Re: [discuss] So what does Gerrit actually get us, anyway?

Davis, Matthew <Matthew.Davis.2@...>

Hi all,


For those who didn’t see my previous emails, I’d like to tell my story. (I think it’s part of the motivation for Vicky’s question.)

I have about 16 patches I have been trying to submit since February.

I have already submitted some patches to the docs on GitHub, and they have already been merged.

That was simple and straightforward, like it should be.

That was just like submitting to any other non-LF project.

But the rest of the code is on Gerrit, which is not straightforward.


Trying to understand Gerrit is time consuming, because it’s a steep learning curve.

That can be ok if there are useful features of Gerrit which outweigh that high barrier to entry.

So, what are those advantages?


Worst of all is the CCA issue, which is tied into Gerrit. After 4 months of trying, I still haven’t been approved in the system.


The old approval system is not working any more. The new gerrit doesn’t yet have any code. Everyone talks about how things are about to change, but it’s been like this for at least 4 months.

So I am unable to submit patches or raise issue tickets for the main body of code.


I am about to move on from my current role to a new one, and my team at work is being disbanded.

So after 4 months of trying to get patches submitted, I will have to abandon my patches.

Over the last 4 months I’ve had to deploy Tungsten using a custom Ansible playbook which applies custom patches that I cannot contribute upstream.


If Tungsten was on Github, those patches would have been submitted and merged months ago.

But because the code is on Gerrit, (and because of the overbearing CCA process) the community will not get those patches, ever.

That is the impact of using Gerrit.


In a prior discussion someone mentioned self-hosting as a benefit of Gerrit.

GitHub and GitLab both have self-hosted options if that is a concern.


Other project such as Ansible (on GitHub) have an automatic CCA. (“By submitting this PR you agree to … “) So the project still gets the same legal protections, but without the bureaucratic hurdles.


I think that is the motivation for the question.





From: dev@... [mailto:dev@...] On Behalf Of Sukhdev Kapur via Lists.Tungsten.Io
Sent: Tuesday, 11 June 2019 9:34 AM
To: dev@...; discuss@...; dev@...
Subject: Re: [TF Dev] [discuss] So what does Gerrit actually get us, anyway?


This is a very open ended question. What is the motivation of asking this question?
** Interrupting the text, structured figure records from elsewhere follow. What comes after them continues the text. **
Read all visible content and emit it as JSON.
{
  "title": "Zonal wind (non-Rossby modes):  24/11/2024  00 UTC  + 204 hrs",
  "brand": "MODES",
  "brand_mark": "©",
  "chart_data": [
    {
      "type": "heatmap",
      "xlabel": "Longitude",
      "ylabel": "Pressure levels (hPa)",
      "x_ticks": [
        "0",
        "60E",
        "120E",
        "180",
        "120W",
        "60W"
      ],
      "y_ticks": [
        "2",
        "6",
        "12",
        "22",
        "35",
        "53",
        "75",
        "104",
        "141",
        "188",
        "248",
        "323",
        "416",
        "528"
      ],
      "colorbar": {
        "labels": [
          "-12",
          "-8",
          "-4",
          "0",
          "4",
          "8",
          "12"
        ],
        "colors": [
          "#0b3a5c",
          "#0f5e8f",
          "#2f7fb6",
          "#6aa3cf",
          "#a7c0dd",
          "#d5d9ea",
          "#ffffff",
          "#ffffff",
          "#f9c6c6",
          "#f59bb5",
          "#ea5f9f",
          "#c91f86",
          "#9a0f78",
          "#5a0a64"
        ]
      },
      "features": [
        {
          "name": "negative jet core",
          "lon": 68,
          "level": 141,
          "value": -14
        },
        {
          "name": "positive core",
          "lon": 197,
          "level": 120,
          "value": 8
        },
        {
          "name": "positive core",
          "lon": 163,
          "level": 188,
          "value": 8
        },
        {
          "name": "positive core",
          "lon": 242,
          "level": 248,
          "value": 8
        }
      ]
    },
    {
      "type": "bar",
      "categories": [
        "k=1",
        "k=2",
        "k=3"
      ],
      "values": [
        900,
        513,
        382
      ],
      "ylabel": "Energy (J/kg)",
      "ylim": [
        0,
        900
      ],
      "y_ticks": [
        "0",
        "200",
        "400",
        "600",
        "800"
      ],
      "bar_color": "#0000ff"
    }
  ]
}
From: dev@... on behalf of VM (Vicky) Brasseur via Lists.Tungsten.Io <>
Sent: Monday, June 10, 2019 9:37 AM
To: discuss@...; dev@...
Subject: Re: [TF Dev] [discuss] So what does Gerrit actually get us, anyway?


Adding dev@, since the devs have skin in this game.


From: <discuss@...> on behalf of "VM (Vicky) Brasseur via Lists.Tungsten.Io" <>
Reply-To: "discuss@..." <discuss@...>
Date: Monday, June 10, 2019 at 12:32 PM
To: "discuss@..." <discuss@...>
Subject: [discuss] So what does Gerrit actually get us, anyway?


Will and I are sitting here in the lovely CloudOps offices in beautiful Montreal, having a little 2-person TF hackathon, and we got to talking…


Real Soon Now™,  we'll be moving the repos from Juniper to Gerrit and then mirroring them from Gerrit to GitHub.


But what exactly does Gerrit do for us, anyway?


Wouldn't just going directly from Juniper to GitHub and not do Gerrit at all entice more people to contribute and dramatically improve the contributor experience?


Neither of us have yet seen an explanation for why Gerrit *needs* to be involved at all.


Could someone please explain why it's needed and, if it turns out it's not really needed, could we please just not subject our community to the misery of having to use Gerrit?